With so many new platforms, buzzwords, technologies and mediums in the digital industry, if you’re not thinking about what to learn next you’ll end up lagging behind.
If you want to stay relevant as a designer, you need to keep pushing forward and honing your design skills. Successful UX designers never stop learning. They continue to take classes, study the work of other designers and grow in their craft.
It’s a good time to plan ahead. The platforms, buzzwords and technologies might keep coming, but there are some skills which are timeless and that we can all continue to hone.
This is one I’ll be aiming to do. In the past couple of years I’ve built up a long reading list, but very rarely take the time to sit down and read.
Books don’t need to focus on the topic of design to be useful to your work. Reading helps you build knowledge and view your designs from a different perspective.
I’ve already kicked off the New Year by finishing one book from last year (Drive, Daniel Pink) and reading two fresh ones (thus matching my record for the entirety of last year) The Obstacle is The Way and Ego is The Enemy, both books by Ryan Holiday and both books I would strongly recommend.
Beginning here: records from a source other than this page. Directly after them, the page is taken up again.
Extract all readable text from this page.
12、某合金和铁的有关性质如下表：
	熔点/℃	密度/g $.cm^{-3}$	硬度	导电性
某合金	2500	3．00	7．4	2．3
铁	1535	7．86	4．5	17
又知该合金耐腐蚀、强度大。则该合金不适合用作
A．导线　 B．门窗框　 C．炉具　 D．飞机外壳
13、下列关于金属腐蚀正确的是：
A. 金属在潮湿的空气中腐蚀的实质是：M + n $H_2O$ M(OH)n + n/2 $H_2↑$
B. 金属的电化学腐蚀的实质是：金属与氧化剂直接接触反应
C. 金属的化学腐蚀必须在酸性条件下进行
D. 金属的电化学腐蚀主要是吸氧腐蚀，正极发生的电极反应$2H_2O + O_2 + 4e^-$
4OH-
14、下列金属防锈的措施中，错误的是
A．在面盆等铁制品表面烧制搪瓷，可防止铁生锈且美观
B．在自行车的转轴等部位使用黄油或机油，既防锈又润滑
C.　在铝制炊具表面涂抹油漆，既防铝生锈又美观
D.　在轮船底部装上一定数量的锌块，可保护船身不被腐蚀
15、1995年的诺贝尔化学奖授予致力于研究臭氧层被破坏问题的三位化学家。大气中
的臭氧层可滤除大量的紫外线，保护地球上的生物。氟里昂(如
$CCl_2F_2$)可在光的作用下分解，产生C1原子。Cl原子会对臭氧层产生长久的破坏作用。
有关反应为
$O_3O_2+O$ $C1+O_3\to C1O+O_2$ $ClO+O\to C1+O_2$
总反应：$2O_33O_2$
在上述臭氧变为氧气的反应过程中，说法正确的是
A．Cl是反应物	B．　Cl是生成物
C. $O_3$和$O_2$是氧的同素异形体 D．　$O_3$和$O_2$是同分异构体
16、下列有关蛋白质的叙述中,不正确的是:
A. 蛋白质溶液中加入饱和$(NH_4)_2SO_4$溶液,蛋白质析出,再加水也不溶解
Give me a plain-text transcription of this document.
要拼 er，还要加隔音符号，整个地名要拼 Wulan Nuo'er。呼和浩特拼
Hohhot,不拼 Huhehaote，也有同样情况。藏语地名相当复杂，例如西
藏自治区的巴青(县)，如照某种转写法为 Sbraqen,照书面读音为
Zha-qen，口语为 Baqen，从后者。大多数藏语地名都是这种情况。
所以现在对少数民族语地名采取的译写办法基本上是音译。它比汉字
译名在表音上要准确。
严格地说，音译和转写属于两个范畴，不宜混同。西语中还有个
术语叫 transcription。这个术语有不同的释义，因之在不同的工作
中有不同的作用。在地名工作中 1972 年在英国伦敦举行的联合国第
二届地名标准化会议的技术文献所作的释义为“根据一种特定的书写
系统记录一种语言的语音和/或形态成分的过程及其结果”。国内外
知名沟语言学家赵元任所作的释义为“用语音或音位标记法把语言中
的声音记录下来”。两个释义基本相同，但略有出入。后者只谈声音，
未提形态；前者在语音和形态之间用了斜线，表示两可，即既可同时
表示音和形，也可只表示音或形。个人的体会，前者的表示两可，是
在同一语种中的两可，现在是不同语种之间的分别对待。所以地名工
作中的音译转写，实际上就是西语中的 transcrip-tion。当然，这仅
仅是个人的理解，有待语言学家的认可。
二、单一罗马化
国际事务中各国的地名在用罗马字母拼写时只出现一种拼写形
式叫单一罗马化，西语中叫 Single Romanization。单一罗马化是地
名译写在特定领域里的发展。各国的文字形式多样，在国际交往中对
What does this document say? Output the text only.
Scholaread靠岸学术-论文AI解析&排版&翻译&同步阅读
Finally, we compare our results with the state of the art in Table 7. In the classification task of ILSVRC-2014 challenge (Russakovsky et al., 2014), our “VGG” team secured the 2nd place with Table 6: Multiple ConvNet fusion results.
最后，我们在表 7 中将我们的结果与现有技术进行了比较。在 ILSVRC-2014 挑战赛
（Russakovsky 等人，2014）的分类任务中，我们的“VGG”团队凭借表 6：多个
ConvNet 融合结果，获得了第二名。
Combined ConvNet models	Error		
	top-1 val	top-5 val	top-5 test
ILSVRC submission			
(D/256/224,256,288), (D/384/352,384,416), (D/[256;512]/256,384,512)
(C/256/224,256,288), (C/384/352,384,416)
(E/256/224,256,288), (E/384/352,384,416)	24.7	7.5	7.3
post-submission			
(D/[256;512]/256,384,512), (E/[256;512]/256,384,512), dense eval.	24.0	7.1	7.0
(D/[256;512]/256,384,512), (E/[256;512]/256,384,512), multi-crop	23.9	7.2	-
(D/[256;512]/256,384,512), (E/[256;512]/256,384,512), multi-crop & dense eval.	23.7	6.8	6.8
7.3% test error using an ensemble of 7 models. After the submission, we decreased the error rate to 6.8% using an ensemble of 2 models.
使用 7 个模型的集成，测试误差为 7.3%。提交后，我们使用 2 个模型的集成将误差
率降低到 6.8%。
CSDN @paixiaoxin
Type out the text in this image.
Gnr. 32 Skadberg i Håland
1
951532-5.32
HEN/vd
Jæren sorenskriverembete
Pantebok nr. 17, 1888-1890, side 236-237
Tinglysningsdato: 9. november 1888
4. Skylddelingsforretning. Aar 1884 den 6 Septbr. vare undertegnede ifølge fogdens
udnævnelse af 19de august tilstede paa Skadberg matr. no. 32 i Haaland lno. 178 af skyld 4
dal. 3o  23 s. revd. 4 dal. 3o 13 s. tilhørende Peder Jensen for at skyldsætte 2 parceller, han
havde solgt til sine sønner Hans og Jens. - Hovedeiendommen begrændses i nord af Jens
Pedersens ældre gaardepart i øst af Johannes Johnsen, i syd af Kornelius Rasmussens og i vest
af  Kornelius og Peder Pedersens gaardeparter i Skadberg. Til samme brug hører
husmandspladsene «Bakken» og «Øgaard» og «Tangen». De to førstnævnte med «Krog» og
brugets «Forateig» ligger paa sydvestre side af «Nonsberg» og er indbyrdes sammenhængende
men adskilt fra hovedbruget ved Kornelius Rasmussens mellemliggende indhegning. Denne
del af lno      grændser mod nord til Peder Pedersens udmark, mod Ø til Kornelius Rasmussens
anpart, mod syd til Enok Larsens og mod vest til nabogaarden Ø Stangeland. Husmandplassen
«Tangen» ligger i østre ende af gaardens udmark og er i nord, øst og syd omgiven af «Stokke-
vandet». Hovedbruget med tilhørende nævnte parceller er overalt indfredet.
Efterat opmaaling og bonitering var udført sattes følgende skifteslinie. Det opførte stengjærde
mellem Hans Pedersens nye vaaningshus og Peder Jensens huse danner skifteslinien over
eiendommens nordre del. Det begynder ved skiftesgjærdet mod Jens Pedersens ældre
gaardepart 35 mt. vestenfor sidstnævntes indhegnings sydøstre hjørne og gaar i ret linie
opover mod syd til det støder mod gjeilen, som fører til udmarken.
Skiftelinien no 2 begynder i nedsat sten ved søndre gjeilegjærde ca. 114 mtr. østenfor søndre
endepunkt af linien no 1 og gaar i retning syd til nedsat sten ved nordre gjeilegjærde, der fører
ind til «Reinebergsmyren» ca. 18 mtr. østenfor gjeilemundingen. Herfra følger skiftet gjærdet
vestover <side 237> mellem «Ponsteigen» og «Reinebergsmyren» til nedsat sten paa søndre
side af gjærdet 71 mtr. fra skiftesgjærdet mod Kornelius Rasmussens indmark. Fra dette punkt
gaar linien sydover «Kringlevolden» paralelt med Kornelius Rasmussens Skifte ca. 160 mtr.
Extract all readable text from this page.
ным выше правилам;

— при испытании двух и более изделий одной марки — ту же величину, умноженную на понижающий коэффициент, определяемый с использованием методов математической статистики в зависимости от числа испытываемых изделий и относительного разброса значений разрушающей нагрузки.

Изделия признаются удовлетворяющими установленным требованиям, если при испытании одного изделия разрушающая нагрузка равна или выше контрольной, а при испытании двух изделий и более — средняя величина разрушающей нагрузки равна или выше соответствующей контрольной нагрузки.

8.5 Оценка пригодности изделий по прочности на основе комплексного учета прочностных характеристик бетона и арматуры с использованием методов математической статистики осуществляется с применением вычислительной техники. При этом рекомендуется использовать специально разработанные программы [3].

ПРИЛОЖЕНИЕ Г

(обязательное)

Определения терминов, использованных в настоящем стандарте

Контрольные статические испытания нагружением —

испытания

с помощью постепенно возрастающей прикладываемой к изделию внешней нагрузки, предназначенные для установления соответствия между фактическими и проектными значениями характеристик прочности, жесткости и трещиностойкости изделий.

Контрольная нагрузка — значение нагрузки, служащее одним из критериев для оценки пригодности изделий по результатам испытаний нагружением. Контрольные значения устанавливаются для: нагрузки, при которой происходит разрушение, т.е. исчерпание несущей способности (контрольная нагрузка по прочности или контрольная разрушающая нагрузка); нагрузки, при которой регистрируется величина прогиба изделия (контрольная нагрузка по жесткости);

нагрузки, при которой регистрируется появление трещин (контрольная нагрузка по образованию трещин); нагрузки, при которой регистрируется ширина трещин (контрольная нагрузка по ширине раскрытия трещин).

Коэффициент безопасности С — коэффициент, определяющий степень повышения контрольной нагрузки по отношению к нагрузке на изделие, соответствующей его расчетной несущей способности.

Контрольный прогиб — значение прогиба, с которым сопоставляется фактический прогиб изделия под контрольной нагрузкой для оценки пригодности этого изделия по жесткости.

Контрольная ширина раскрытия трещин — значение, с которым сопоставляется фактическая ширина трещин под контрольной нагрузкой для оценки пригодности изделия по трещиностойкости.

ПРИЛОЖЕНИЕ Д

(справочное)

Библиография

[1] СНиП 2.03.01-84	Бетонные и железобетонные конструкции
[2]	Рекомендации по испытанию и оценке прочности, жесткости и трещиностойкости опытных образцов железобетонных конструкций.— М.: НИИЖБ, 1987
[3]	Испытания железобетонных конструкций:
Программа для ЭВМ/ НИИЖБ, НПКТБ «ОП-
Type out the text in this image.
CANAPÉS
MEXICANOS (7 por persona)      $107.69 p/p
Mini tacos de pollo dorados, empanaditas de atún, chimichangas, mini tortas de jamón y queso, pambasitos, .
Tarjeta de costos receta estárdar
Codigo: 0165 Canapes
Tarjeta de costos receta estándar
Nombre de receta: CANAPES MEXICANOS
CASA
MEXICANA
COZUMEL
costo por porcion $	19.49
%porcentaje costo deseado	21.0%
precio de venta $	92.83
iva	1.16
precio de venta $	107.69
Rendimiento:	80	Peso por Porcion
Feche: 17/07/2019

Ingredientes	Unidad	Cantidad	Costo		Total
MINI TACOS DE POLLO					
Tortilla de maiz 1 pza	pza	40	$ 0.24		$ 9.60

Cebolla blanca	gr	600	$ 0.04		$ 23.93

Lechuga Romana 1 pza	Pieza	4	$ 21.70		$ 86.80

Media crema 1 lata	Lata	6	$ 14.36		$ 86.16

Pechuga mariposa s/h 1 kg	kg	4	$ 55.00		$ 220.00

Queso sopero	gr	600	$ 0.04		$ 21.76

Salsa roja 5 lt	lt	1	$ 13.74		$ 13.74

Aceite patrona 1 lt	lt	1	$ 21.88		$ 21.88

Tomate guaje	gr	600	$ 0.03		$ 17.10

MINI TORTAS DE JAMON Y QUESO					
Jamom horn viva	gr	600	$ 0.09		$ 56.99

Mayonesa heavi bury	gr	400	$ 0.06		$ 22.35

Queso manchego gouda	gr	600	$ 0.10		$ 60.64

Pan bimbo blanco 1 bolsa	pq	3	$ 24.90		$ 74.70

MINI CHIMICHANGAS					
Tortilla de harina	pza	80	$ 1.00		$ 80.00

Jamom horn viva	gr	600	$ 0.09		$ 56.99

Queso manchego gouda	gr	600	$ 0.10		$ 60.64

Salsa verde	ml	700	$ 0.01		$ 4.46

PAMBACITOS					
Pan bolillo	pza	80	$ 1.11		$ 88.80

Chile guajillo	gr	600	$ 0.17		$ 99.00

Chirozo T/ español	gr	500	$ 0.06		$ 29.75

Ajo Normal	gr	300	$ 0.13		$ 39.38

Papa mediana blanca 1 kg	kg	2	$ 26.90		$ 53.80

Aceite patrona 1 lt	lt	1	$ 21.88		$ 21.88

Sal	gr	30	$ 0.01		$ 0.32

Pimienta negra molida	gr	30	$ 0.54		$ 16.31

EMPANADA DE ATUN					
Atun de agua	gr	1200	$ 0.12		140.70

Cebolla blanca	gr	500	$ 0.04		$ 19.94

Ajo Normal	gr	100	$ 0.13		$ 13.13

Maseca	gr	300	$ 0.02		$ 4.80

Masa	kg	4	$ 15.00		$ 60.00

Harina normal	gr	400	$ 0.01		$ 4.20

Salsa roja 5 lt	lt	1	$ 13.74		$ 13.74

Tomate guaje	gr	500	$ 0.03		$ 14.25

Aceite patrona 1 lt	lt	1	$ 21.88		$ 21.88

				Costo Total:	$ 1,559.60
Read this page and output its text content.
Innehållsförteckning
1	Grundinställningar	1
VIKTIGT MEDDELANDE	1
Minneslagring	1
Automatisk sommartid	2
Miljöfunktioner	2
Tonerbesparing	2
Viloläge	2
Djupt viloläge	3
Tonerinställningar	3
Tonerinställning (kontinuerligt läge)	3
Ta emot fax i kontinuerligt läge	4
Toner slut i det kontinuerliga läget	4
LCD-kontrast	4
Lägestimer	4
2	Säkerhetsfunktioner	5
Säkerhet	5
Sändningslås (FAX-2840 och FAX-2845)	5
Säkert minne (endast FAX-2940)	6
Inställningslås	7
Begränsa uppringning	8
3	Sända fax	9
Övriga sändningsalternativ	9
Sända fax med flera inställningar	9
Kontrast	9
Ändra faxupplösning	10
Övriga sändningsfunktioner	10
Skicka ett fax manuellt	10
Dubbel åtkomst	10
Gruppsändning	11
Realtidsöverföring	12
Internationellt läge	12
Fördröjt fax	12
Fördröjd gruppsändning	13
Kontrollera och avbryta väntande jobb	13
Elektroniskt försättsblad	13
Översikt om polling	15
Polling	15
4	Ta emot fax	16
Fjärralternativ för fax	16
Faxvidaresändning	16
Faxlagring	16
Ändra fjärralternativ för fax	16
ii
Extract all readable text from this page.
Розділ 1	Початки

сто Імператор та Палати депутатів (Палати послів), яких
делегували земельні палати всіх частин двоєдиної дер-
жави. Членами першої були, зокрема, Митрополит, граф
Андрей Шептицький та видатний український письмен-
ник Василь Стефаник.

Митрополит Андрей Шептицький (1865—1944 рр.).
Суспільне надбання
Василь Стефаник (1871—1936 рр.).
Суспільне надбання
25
On my reading list for this year are:
- The Organised Mind — Thinking Straight in the Age of Information Overload, Daniel Levitin
- Thinking Fast and Slow, Daniel Kahneman
- Influence: The Power of Persuasion, Robert Cialdini
- Brain Rules, John Medina
- The Craft of Words, The Standardistas
- 100 Things Every Designer Needs to Know About People, Susan Weinschneck
I’m not much of a writer, or at least that is what I tell myself when I’m trying to avoid writing blog posts. It’s not my strongest skill but that doesn’t mean I shouldn’t try to improve.
I actually find writing helps embed learning. When I read a book, go to a conference or learn something new, writing it down forces me to think it through and focus on the topic. The knowledge seems to hold better in my mind.
When we want to adopt new habits and stick to them, starting small and building up is a sensible approach. Therefore, I am going to set myself a goal of writing at least two sentences a day.
I travel a fair bit for work. At the very minimum, I have an hour in the car each day and often I’ll be on trains/tubes/buses. I’ve found that rather than listening to music, terrible radio or trying to work in a less than ideal environment, listening to podcasts makes good use of this time. This is a habit I developed last year and will be continuing with this year.
It’s an easy way to access the knowledge of industry experts and take in new topics that you might otherwise have skipped. This helps increase your knowledge, show you different ways of thinking and open up new routes to explore in your design work. Generally lasting anywhere between 20 minutes and an hour, they require only a small commitment of your time.
I also listen to them for personal interests such as football, baseball and to learn interesting, random trivia!
Some of the podcasts I’ve been listening to are:
- Boagworld Podcast
- UX Podcast
- The Accidental Creative
- Agencies Drinking Beer
- You Are Not So Smart
- Hidden Brain: NPR
In addition to learning through listening, every single person should actively practise listening as a skill. It’s such an important skill and one that many people, without knowing, are terrible at. Next time you are speaking to someone stop what you’re doing, put down your phone, stop thinking about what you’re going to say next and just listen.
I’m not suggesting you make 2017 the year you finally become the next Picasso, but actively practising your drawing skills at a basic level will improve your design thinking.
For most of us, thinking starts in our mind and to communicate to others we have the options of talking, writing or drawing. Talking and writing are both difficult mediums in which to communicate a new idea, however combined with a good sketch, ideas can really come to life.
Sharpening your drawing skill set will make it easier for you to more accurately portray your great ideas. The great news is it doesn’t need to be complicated either; simple lines, shapes and shading will give you enough to communicate most ideas.
So next time you find yourself in a meeting where everyone is talking, jump up to the flip-chart or whiteboard and help yourself and others communicate through sketching.
Just do it
Whether you choose to follow the above ideas or come up with your own, my final piece of advice would be simply to make sure you do something. It’s far too easy in today’s world of constant communications, constant time pressure and busy work schedules, to forget that if you don’t level up yourself you’ll find yourself lagging behind.